100 I consider that the applicants' claims of unreasonable disproportionality fall far short of the high threshold which attaches to this ground of review. Their challenge impermissibly invites the Court to determine on the merits complex policy choices. The applicants have not persuaded me that there is a serious question to be tried as to whether any of the three impugned instruments is so unreasonable as to be beyond power. As I have repeatedly emphasised, it is not the Court's task to engage in a merits review of those policy choices. Those choices require a balance between competing interests. A primary interest will be public health and public protection but other interests need to be balanced. It is a matter for the executive and not the Court to strike that balance.

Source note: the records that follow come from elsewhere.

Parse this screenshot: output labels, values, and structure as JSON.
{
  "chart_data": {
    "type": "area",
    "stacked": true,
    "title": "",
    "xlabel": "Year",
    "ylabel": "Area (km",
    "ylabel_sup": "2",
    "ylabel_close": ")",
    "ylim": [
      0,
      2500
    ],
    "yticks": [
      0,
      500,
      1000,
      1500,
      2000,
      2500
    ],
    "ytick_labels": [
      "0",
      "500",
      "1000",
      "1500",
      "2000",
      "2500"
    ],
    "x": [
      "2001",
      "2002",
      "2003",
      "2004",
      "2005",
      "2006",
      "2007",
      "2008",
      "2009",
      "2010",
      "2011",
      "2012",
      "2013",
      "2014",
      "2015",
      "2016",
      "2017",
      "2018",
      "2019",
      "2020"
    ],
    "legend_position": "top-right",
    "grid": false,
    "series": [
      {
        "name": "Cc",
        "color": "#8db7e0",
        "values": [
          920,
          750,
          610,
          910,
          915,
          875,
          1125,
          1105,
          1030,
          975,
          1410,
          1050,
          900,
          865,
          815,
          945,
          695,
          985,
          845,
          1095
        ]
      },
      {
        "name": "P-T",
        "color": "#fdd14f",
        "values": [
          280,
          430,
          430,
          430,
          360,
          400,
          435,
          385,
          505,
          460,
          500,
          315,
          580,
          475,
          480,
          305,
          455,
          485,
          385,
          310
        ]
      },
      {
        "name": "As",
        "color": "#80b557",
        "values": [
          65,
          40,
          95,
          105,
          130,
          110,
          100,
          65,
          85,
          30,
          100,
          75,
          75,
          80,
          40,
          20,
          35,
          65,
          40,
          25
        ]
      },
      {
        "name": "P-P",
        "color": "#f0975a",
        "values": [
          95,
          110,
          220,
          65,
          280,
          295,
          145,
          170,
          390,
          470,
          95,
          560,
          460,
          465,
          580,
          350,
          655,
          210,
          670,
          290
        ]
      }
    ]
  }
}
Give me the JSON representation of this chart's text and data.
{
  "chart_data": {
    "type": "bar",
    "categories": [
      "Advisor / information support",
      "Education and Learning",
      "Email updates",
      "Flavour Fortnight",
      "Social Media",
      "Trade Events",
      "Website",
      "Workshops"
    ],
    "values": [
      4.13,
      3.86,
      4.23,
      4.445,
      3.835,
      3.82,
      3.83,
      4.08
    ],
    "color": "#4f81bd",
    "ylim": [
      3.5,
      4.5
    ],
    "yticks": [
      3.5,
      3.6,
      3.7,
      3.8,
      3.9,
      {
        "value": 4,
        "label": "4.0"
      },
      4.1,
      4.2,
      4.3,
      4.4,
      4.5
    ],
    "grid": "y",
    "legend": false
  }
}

101 As submitted by Mr Kirk SC, this conclusion is supported by the breadth of s 7 of the NSW Act, construed in light of the objects of that Act in s 3. As noted above, where the Health Minister considers on reasonable grounds that a situation has arisen that poses a risk to public health, the Health Minister "may take such action" and "may by order give such directions" as the Minister considers necessary. Given the breadth of s 7, I am not persuaded that there is a serious question to be tried that the NSW Order is beyond the ambit of the power of its enabling legislation. Similar observations can be made with respect to s 200 of the Victorian Act as the enabling legislation for the Victorian Directions.
102 Finally, I consider that there is a fundamental problem with the terms of the interlocutory relief sought by the applicants in their interlocutory application. They seek an order against the respondents restraining them from preventing the applicants celebrating particular religious observances on specified dates "in accordance with social distancing rules applicable to exempted gatherings". This effectively invites the Court to rewrite provisions in the two State instruments relating to exemptions so as to permit the applicants to celebrate the specified religious observances. The Court is asked to amend those instruments by, in effect, adding to the exemptions therein so as to permit observance of the relevant services in accordance with social distancing rules. Assuming that the applicants rely upon provisions in interpretation legislation which requires subordinate instruments to be construed subject to the empowering legislation (such as s 13 of the Legislation Act 2003 (Cth), s 22 of the Interpretation of Legislation Act 1984 (Vic), and ss 31 and 32 of the Interpretation Act 1987 (NSW)), it is well settled that such provisions do not operate to require a court to redraft a legislative provision.
103 As the Full Court (Branson, Hely and Selway JJ) stated in Sportodds Systems Pty Ltd v New South Wales [2003] FCAFC 237; 133 FCR 63 at [19]:
Put simply the Court cannot 'construe' the relevant provision, whether by reading down or by expunging invalid provisions, where the effect of doing so is to create a provision which the Parliament did not intend. For this purpose various indicia are referred to such as the extent of the proposed change; the indicia within the statute itself; the legislative purpose and so on. But the essential issue remains - is the Court carrying out the permissible function of the interpretation of the statute (read in the context of the relevant Acts Interpretation Act provision), or is the Court itself making legislation?